Le serpent de mer du stationnement payant refait surface : une proposition de loi votée par l’Assemblée Nationale le 4 décembre pourrait, si le Sénat l’adopte à son tour dans quelques mois, contraindre à nouveau les usagers du stationnement payant indûment sanctionnés à payer un forfait post-stationnement pour exercer leur droit de recours en contestation et annulation. Sauf pour une partie des usagers handicapés, ceux qui résident en France puisque que les titulaires de la carte européenne en vigueur depuis plus de 23 ans ont été oubliés… L’auteur de cette proposition de loi, le député Daniel Labaronne (Renaissance – Indre-et-Loire), s’explique.
Question : Le Conseil Constitutionnel a annulé en septembre 2019 l’obligation de payer un forfait post-stationnement pour avoir le droit de le contester. Pourquoi revenir dessus avec une nouvelle loi ?
Daniel Labaronne : Ma proposition de loi concerne très directement les personnes handicapées. Aujourd’hui, celles qui reçoivent un forfait post-stationnement peuvent le contester auprès de la Commission du Contentieux du Stationnement Payant (CCSP) sans avoir à payer préalablement pour effectuer ce recours. Cela qu’on soit ou pas en situation de handicap, c’est le même régime pour tout le monde. Sauf que le fait d’engager un recours n’est pas suspensif du paiement, c’est-à-dire que quelques mois plus tard, un titre exécutoire de paiement de l’amende est émis, majoré d’un certain pourcentage. Les sommes peuvent être importantes, en se cumulant si la personne reçoit plusieurs forfaits post-stationnement. Elle pouvait tout à fait contester sans avoir rien à payer, mais in fine elle devait payer le montant de ces forfaits avec leur majoration, et attendre 2 ou 3 ans pour se faire rembourser puisqu’étant en situation de handicap, la Commission aurait accepté leur recours. Avec ma proposition de loi, le recours est toujours gratuit, les personnes en situation de handicap n’ont pas à payer préalablement. L’élément nouveau, c’est que ce recours est suspensif du paiement.
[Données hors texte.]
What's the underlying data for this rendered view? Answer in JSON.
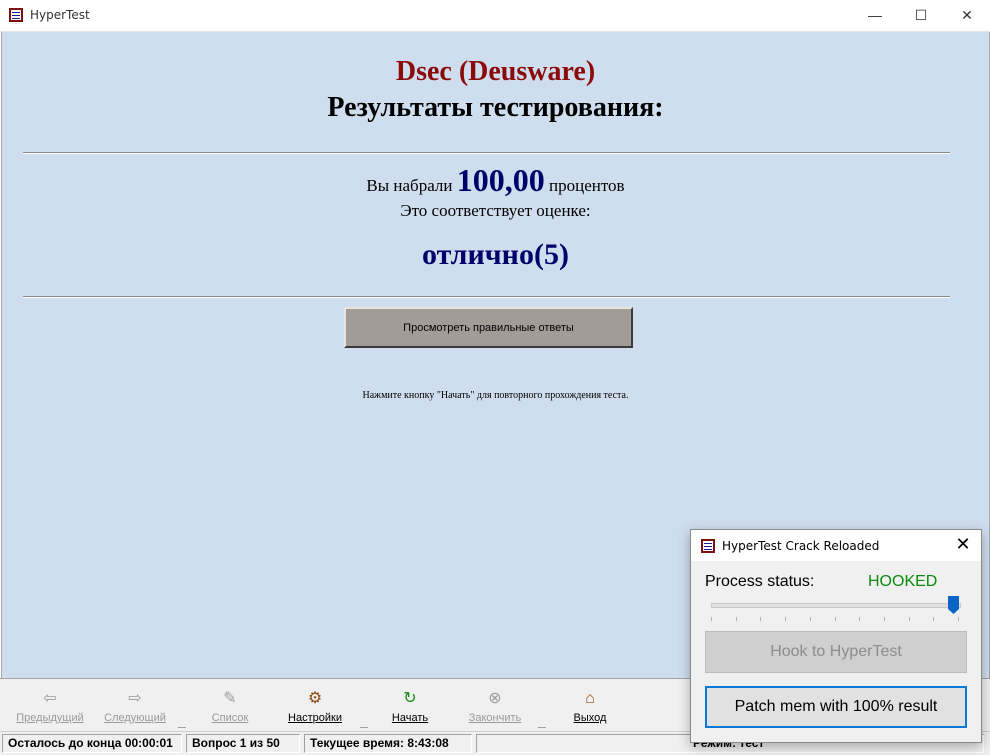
{
  "window": {
    "title": "HyperTest",
    "controls": {
      "minimize": "—",
      "maximize": "☐",
      "close": "✕"
    }
  },
  "results": {
    "brand": "Dsec (Deusware)",
    "heading": "Результаты тестирования:",
    "score_prefix": "Вы набрали",
    "score_value": "100,00",
    "score_suffix": "процентов",
    "grade_note": "Это соответствует оценке:",
    "grade": "отлично(5)",
    "view_answers_button": "Просмотреть правильные ответы",
    "restart_hint": "Нажмите кнопку \"Начать\" для повторного прохождения теста."
  },
  "toolbar": {
    "items": [
      {
        "label": "Предыдущий",
        "icon": "arrow-left-icon",
        "glyph": "⇦",
        "enabled": false
      },
      {
        "label": "Следующий",
        "icon": "arrow-right-icon",
        "glyph": "⇨",
        "enabled": false
      },
      {
        "label": "Список",
        "icon": "list-icon",
        "glyph": "✎",
        "enabled": false
      },
      {
        "label": "Настройки",
        "icon": "settings-icon",
        "glyph": "⚙",
        "enabled": true
      },
      {
        "label": "Начать",
        "icon": "start-icon",
        "glyph": "↻",
        "enabled": true
      },
      {
        "label": "Закончить",
        "icon": "stop-icon",
        "glyph": "⊗",
        "enabled": false
      },
      {
        "label": "Выход",
        "icon": "exit-home-icon",
        "glyph": "⌂",
        "enabled": true
      }
    ]
  },
  "statusbar": {
    "time_left": "Осталось до конца 00:00:01",
    "question": "Вопрос 1 из 50",
    "current_time": "Текущее время: 8:43:08",
    "mode": "Режим: тест"
  },
  "crack_dialog": {
    "title": "HyperTest Crack Reloaded",
    "close": "✕",
    "process_status_label": "Process status:",
    "process_status_value": "HOOKED",
    "status_color": "#0b8a0b",
    "slider_level": 1.0,
    "hook_button": "Hook to HyperTest",
    "hook_enabled": false,
    "patch_button": "Patch mem with 100% result"
  }
}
Comme la Commission va reconnaître que la personne a reçu un forfait post-stationnement illégitime, elle pourra faire valoir ses droits sans avoir à payer quoi que ce soit.
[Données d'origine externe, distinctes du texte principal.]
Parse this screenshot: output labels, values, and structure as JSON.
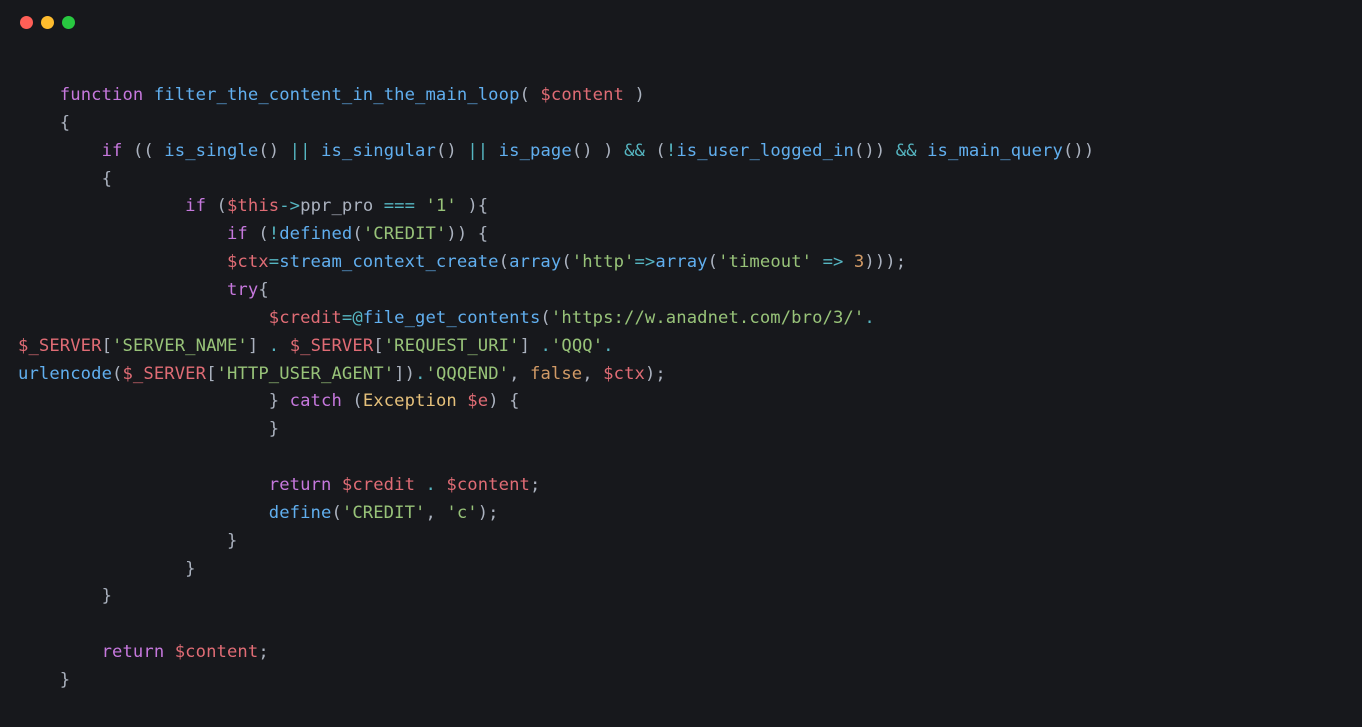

Question : Là, vous parlez des forfaits post-stationnement infligés de manière automatique à des usagers handicapés en utilisant un procédé contraire à la loi comme l’a rappelé la Commission Nationale de l’Informatique et des Libertés dès novembre 2017 ?
Daniel Labaronne : Ce n’est pas dans le champ de ma proposition de loi. Si la Lecture Automatique de Plaques d’Immatriculation était dans l’illégalité, j’imagine que des personnes auraient engagé une procédure pour faire constater le caractère illégal de l’activité de ces LAPI. Je ne crois pas qu’elles soient illégales. Elles s’inscrivent dans une Délégation de Service Public conférée par une commune, une communauté de communes, pour exercer l’activité de contrôle du stationnement payant. Même si ces LAPI distribuent généreusement des forfaits post-stationnement à des personnes en situation de handicap, ma proposition de loi améliorera considérablement leur situation.
Question : On relève dans votre texte que l’exemption concerne les titulaires d’une carte mobilité inclusion stationnement, mais pas ceux qui possèdent la carte européenne valable depuis 2000 dans tous les pays de l’Union Européenne et en cours de réforme approuvée par la France. Pourquoi cet oubli des Européens non-résidents en France dans ce texte ?
Daniel Labaronne : On peut examiner ce point dans le cadre de la navette parlementaire avec le Sénat. On peut éventuellement introduire cette disposition.
Question : Vous n’y aviez pas pensé ?
Daniel Labaronne : A aucun moment, qu’il s’agisse des magistrats de la CCSP, du Conseil d’État, de l’ANTAI [organisme de recouvrement forcé des FPS et amendes] avec qui nous avons travaillé, le point a été soulevé. Personne n’a soulevé le point que vous évoquez.
Question : Personne n’a évoqué la carte européenne de stationnement définie par une Directive qui est en cours de réforme ?
Daniel Labaronne : Je suis preneur de toute amélioration du dispositif, mais il faut que les éléments soient solides sur le plan juridique. Si vous me dites qu’ils le sont, je vais l’évoquer avec la ministre des Collectivités territoriales pour voir dans quelle mesure on peut éventuellement introduire cet élément dans la navette parlementaire.
Propos recueillis par Laurent Lejard, décembre 2023.